The existing voluntary scheme involving the Garda identification card is an absolute farce. It has no standing among young people and offers no protection either to them or to alcohol retailers. Every teenager in the State knows how to acquire a fake identification card. This has been the position for years and it has spawned a huge industry for replacement birth certificates and passports, with a sudden increase in the number of lost passports. There are undoubtedly other dubious spin-offs of which we are not even aware.

The Bill introduces the concept of test purchasing. I have no objection to this provision, which seems a reasonable proposal in the absence of an effective identification card scheme. However, it is an acknowledgement that shopkeepers and off-licence owners can be fooled and that the current Garda identification card scheme offers no protection.

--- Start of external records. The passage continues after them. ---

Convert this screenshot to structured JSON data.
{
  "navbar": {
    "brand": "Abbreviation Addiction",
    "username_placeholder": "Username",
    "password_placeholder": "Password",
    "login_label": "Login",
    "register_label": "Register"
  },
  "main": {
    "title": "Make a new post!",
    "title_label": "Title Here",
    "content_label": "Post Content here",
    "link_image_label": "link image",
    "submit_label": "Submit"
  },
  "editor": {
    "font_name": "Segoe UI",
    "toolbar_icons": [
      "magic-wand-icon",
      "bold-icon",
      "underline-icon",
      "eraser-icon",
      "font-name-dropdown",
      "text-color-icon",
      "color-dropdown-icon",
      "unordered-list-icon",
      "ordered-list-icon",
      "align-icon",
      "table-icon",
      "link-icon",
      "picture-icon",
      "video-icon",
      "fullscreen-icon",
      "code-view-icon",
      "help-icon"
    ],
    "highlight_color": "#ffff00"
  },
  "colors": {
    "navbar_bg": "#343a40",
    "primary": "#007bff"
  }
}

We could stop the sale of alcohol to young people overnight via the introduction of an official, non-reproducible card containing a computer chip with personal information. This Bill is concerned with curtailing anti-social behaviour associated with alcohol, most of which involves underage drinking. The single most efficient measure in this regard is the introduction of an official identification card. It would leave sales outlets, which receive so much criticism, with absolutely no excuses. I am confident such a scheme will eventually be introduced, but this Bill represents a missed opportunity to do so. We cannot continue to ignore a measure that would undoubtedly be effective.

The Bill contains measures I welcome, some of them dealing with inadequacies in earlier legislation. I welcome the provisions which give gardaí powers to seize alcohol and to anticipate public order offences by requiring offenders to desist from drinking where the consumption of alcohol can reasonably be expected to lead to a crime. The absence of legislation allowing for this type of anticipation of crime was one of the issues which tied the hands of gardaí in the past in regard to public order offences. There was no point in residents reporting incidents of underage drinking and anti-social behaviour because it was necessary for gardaí to witness the offence being perpetrated in order for action to be taken. This will be a useful measure until such times as gangs of young drinkers realise they cannot continue to behave with impunity and that the Garda, with the co-operation of local communities, is serious about enforcing the law.

I welcome the outbreak of common sense in respect of the amendments which the Minister has either introduced himself or accepted from the Opposition. These include the changes in regard to the sale of wine, the operation of early houses and the code of practice measures that will be implemented on a trial basis by retailers.